Smarter Living: Exercising now is tricky, but there are ways to go outside and move safely.
And now for the Back Story on …
The mood in Madrid
As of Thursday, Spain had 17,149 confirmed cases of the coronavirus and 767 deaths — the most in both categories after mainland China, Italy and Iran. Mike asked our correspondent Raphael Minder what he was seeing on the ground in the Spanish capital.
What’s the mood in Madrid right now?
In normal times, Madrid ranks as one of Europe’s most vibrant cities, with thousands of tapas bars and good weather that encourages people to socialize outdoors into the early hours of the morning. So it’s been very weird to see the city almost closed down and so silent.
The schools have already been shut for one week, so this crisis is starting to make people very anxious about how long the lockdown could last. Among the few people out on the street, many are walking their dog or pushing a shopping trolley — two of the activities that are exempt from the government order to stay indoors.
But there are gestures of solidarity, like the applause given daily by residents from their balconies to thank the doctors and nurses who are fighting the coronavirus.
You’ve written that Spain’s fractured politics have complicated the government’s response to the virus. Do you expect to see less arguing, and more unity, as the crisis escalates?
Last weekend, when Prime Minister Pedro Sánchez announced a state of emergency, he got some scathing criticism from opposition parties for having responded too late. The crisis has also fueled territorial tensions, particularly since health care is one of the policy areas that is managed by regional administrations rather than the central government.
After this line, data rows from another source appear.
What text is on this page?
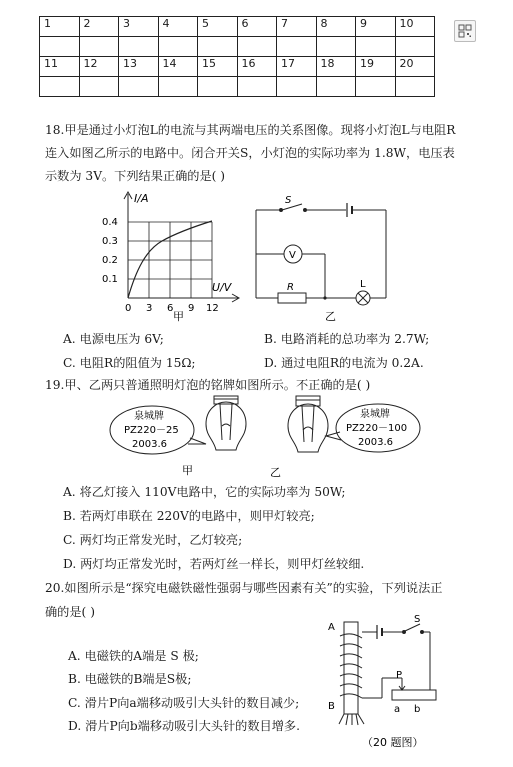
1	2	3	4	5	6	7	8	9	10

11	12	13	14	15	16	17	18	19	20

18.甲是通过小灯泡L的电流与其两端电压的关系图像。现将小灯泡L与电阻R
连入如图乙所示的电路中。闭合开关S，小灯泡的实际功率为 1.8W，电压表
示数为 3V。下列结果正确的是( )
I/A
U/V
0.4
0.3
0.2
0.1
0 3 6 9 12
甲
S
V
R	L
乙
A. 电源电压为 6V;	B. 电路消耗的总功率为 2.7W;
C. 电阻R的阻值为 15Ω;	D. 通过电阻R的电流为 0.2A.
19.甲、乙两只普通照明灯泡的铭牌如图所示。不正确的是( )
泉城牌
PZ220－25
2003.6
泉城牌
PZ220－100
2003.6
甲	乙
A. 将乙灯接入 110V电路中，它的实际功率为 50W;
B. 若两灯串联在 220V的电路中，则甲灯较亮;
C. 两灯均正常发光时，乙灯较亮;
D. 两灯均正常发光时，若两灯丝一样长，则甲灯丝较细.
20.如图所示是“探究电磁铁磁性强弱与哪些因素有关”的实验，下列说法正
确的是( )
A. 电磁铁的A端是 S 极;
B. 电磁铁的B端是S极;
C. 滑片P向a端移动吸引大头针的数目减少;
D. 滑片P向b端移动吸引大头针的数目增多.
A
B
S
P
a b
（20 题图）
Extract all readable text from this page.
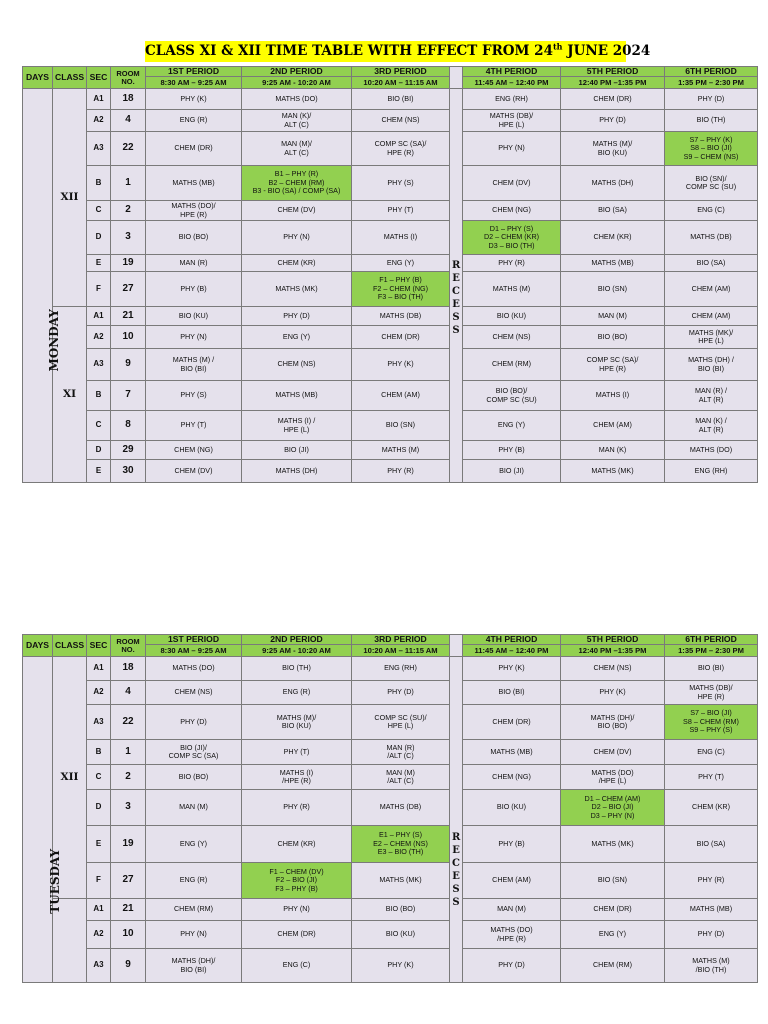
CLASS XI & XII TIME TABLE WITH EFFECT FROM 24th JUNE 2024
DAYS	CLASS	SEC	ROOM NO.	1ST PERIOD	2ND PERIOD	3RD PERIOD		4TH PERIOD	5TH PERIOD	6TH PERIOD
				8:30 AM – 9:25 AM	9:25 AM - 10:20 AM	10:20 AM – 11:15 AM		11:45 AM – 12:40 PM	12:40 PM –1:35 PM	1:35 PM – 2:30 PM
MONDAY	XII	A1	18	PHY (K)	MATHS (DO)	BIO (BI)	RECESS	ENG (RH)	CHEM (DR)	PHY (D)
		A2	4	ENG (R)	MAN (K)/
ALT (C)	CHEM (NS)		MATHS (DB)/
HPE (L)	PHY (D)	BIO (TH)
		A3	22	CHEM (DR)	MAN (M)/
ALT (C)	COMP SC (SA)/
HPE (R)		PHY (N)	MATHS (M)/
BIO (KU)	S7 – PHY (K)
S8 – BIO (JI)
S9 – CHEM (NS)
		B	1	MATHS (MB)	B1 – PHY (R)
B2 – CHEM (RM)
B3 - BIO (SA) / COMP (SA)	PHY (S)		CHEM (DV)	MATHS (DH)	BIO (SN)/
COMP SC (SU)
		C	2	MATHS (DO)/
HPE (R)	CHEM (DV)	PHY (T)		CHEM (NG)	BIO (SA)	ENG (C)
		D	3	BIO (BO)	PHY (N)	MATHS (I)		D1 – PHY (S)
D2 – CHEM (KR)
D3 – BIO (TH)	CHEM (KR)	MATHS (DB)
		E	19	MAN (R)	CHEM (KR)	ENG (Y)		PHY (R)	MATHS (MB)	BIO (SA)
		F	27	PHY (B)	MATHS (MK)	F1 – PHY (B)
F2 – CHEM (NG)
F3 – BIO (TH)		MATHS (M)	BIO (SN)	CHEM (AM)
	XI	A1	21	BIO (KU)	PHY (D)	MATHS (DB)		BIO (KU)	MAN (M)	CHEM (AM)
		A2	10	PHY (N)	ENG (Y)	CHEM (DR)		CHEM (NS)	BIO (BO)	MATHS (MK)/
HPE (L)
		A3	9	MATHS (M) /
BIO (BI)	CHEM (NS)	PHY (K)		CHEM (RM)	COMP SC (SA)/
HPE (R)	MATHS (DH) /
BIO (BI)
		B	7	PHY (S)	MATHS (MB)	CHEM (AM)		BIO (BO)/
COMP SC (SU)	MATHS (I)	MAN (R) /
ALT (R)
		C	8	PHY (T)	MATHS (I) /
HPE (L)	BIO (SN)		ENG (Y)	CHEM (AM)	MAN (K) /
ALT (R)
		D	29	CHEM (NG)	BIO (JI)	MATHS (M)		PHY (B)	MAN (K)	MATHS (DO)
		E	30	CHEM (DV)	MATHS (DH)	PHY (R)		BIO (JI)	MATHS (MK)	ENG (RH)
DAYS	CLASS	SEC	ROOM NO.	1ST PERIOD	2ND PERIOD	3RD PERIOD		4TH PERIOD	5TH PERIOD	6TH PERIOD
				8:30 AM – 9:25 AM	9:25 AM - 10:20 AM	10:20 AM – 11:15 AM		11:45 AM – 12:40 PM	12:40 PM –1:35 PM	1:35 PM – 2:30 PM
TUESDAY	XII	A1	18	MATHS (DO)	BIO (TH)	ENG (RH)	RECESS	PHY (K)	CHEM (NS)	BIO (BI)
		A2	4	CHEM (NS)	ENG (R)	PHY (D)		BIO (BI)	PHY (K)	MATHS (DB)/
HPE (R)
		A3	22	PHY (D)	MATHS (M)/
BIO (KU)	COMP SC (SU)/
HPE (L)		CHEM (DR)	MATHS (DH)/
BIO (BO)	S7 – BIO (JI)
S8 – CHEM (RM)
S9 – PHY (S)
		B	1	BIO (JI)/
COMP SC (SA)	PHY (T)	MAN (R)
/ALT (C)		MATHS (MB)	CHEM (DV)	ENG (C)
		C	2	BIO (BO)	MATHS (I)
/HPE (R)	MAN (M)
/ALT (C)		CHEM (NG)	MATHS (DO)
/HPE (L)	PHY (T)
		D	3	MAN (M)	PHY (R)	MATHS (DB)		BIO (KU)	D1 – CHEM (AM)
D2 – BIO (JI)
D3 – PHY (N)	CHEM (KR)
		E	19	ENG (Y)	CHEM (KR)	E1 – PHY (S)
E2 – CHEM (NS)
E3 – BIO (TH)		PHY (B)	MATHS (MK)	BIO (SA)
		F	27	ENG (R)	F1 – CHEM (DV)
F2 – BIO (JI)
F3 – PHY (B)	MATHS (MK)		CHEM (AM)	BIO (SN)	PHY (R)
		A1	21	CHEM (RM)	PHY (N)	BIO (BO)		MAN (M)	CHEM (DR)	MATHS (MB)
		A2	10	PHY (N)	CHEM (DR)	BIO (KU)		MATHS (DO)
/HPE (R)	ENG (Y)	PHY (D)
		A3	9	MATHS (DH)/
BIO (BI)	ENG (C)	PHY (K)		PHY (D)	CHEM (RM)	MATHS (M)
/BIO (TH)
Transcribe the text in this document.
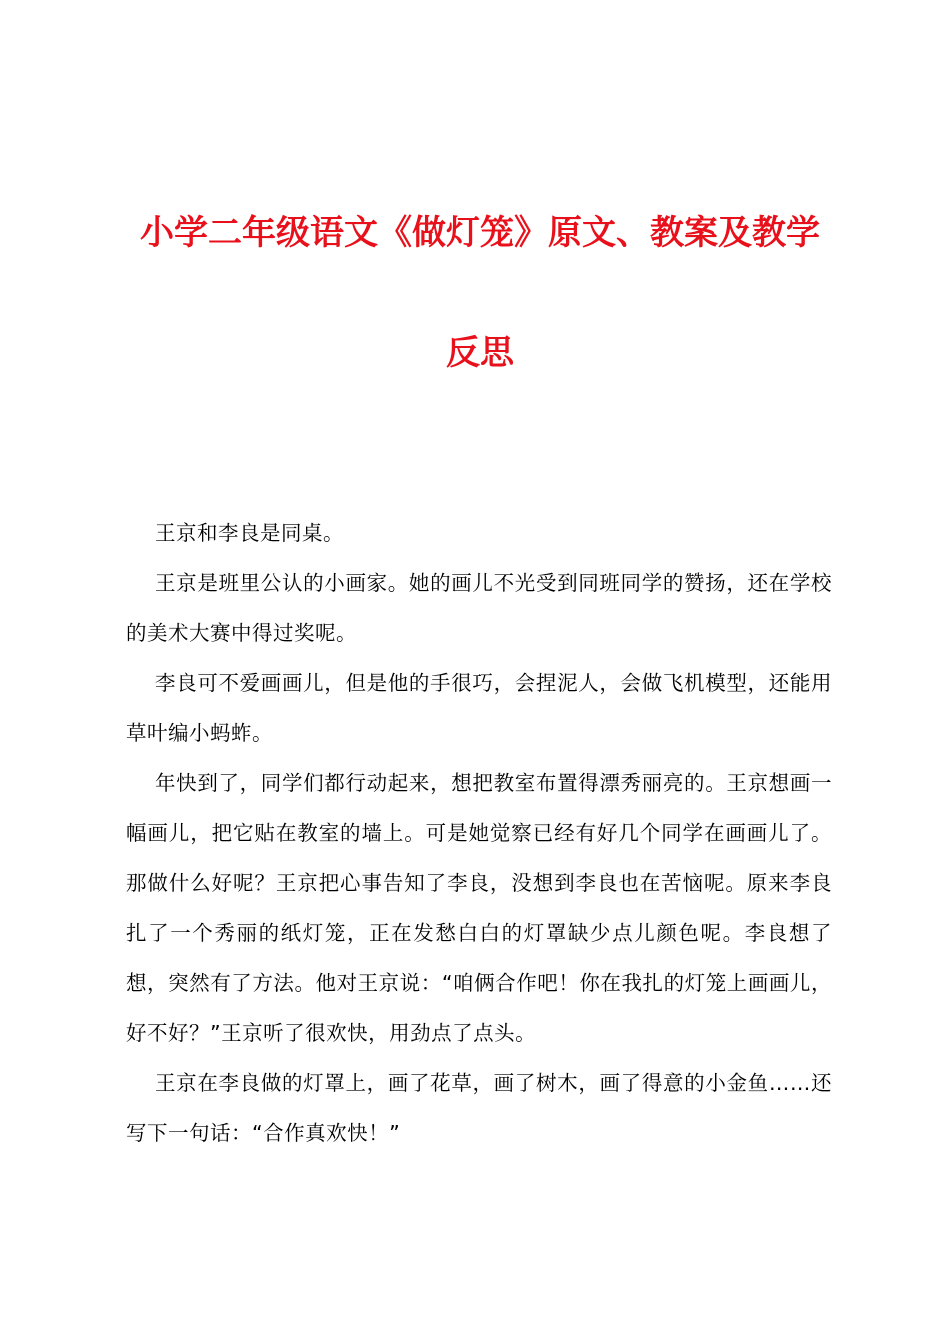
小学二年级语文《做灯笼》原文、教案及教学
反思

王京和李良是同桌。

王京是班里公认的小画家。她的画儿不光受到同班同学的赞扬，还在学校的美术大赛中得过奖呢。

李良可不爱画画儿，但是他的手很巧，会捏泥人，会做飞机模型，还能用草叶编小蚂蚱。

年快到了，同学们都行动起来，想把教室布置得漂秀丽亮的。王京想画一幅画儿，把它贴在教室的墙上。可是她觉察已经有好几个同学在画画儿了。那做什么好呢？王京把心事告知了李良，没想到李良也在苦恼呢。原来李良扎了一个秀丽的纸灯笼，正在发愁白白的灯罩缺少点儿颜色呢。李良想了想，突然有了方法。他对王京说：“咱俩合作吧！你在我扎的灯笼上画画儿，好不好？”王京听了很欢快，用劲点了点头。

王京在李良做的灯罩上，画了花草，画了树木，画了得意的小金鱼……还写下一句话：“合作真欢快！”
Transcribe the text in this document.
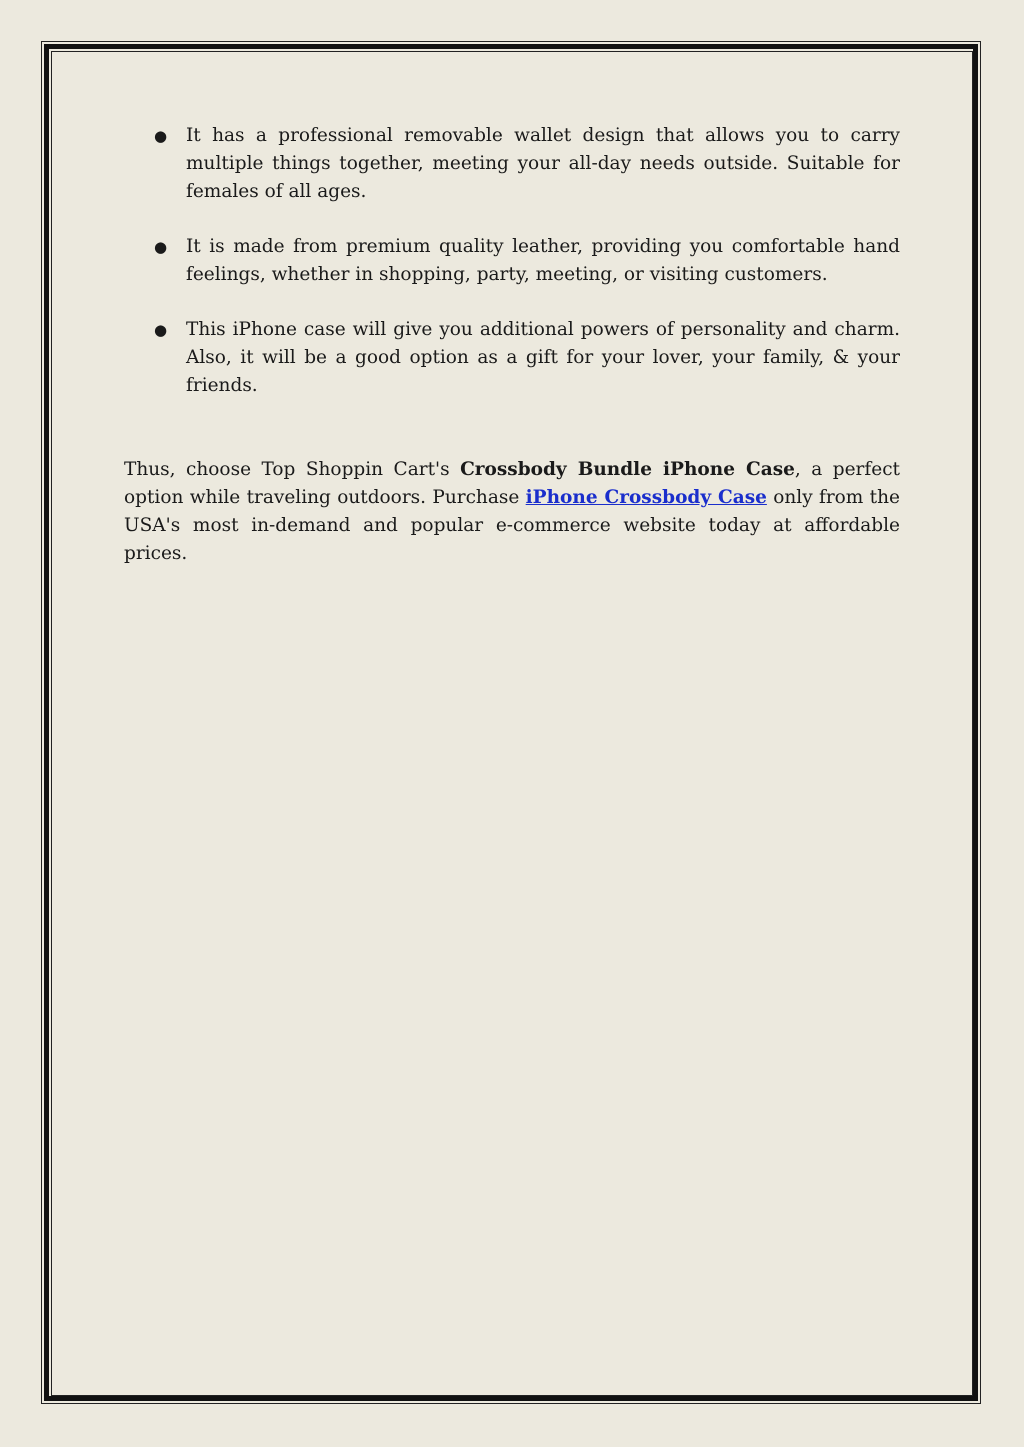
● It has a professional removable wallet design that allows you to carry multiple things together, meeting your all-day needs outside. Suitable for females of all ages.
● It is made from premium quality leather, providing you comfortable hand feelings, whether in shopping, party, meeting, or visiting customers.
● This iPhone case will give you additional powers of personality and charm. Also, it will be a good option as a gift for your lover, your family, & your friends.

Thus, choose Top Shoppin Cart's Crossbody Bundle iPhone Case, a perfect option while traveling outdoors. Purchase iPhone Crossbody Case only from the USA's most in-demand and popular e-commerce website today at affordable prices.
Both Catalan and Basque politicians (who are from regions where there have been strong independence movements) have been warning Mr. Sánchez against reducing their powers.
But as the coronavirus numbers for Spain have kept climbing, politicians have mostly set aside their differences. Before the crisis, Mr. Sánchez was facing an uphill struggle to get approval for his next budget. Instead, he got broad support for a €200 billion relief package.
The question is whether this economic aid will be disbursed efficiently and fast enough. And if the lockdown doesn’t start slowing the coronavirus in Spain soon, it could put Mr. Sánchez under renewed political pressure.
That’s it for this briefing. Until Monday.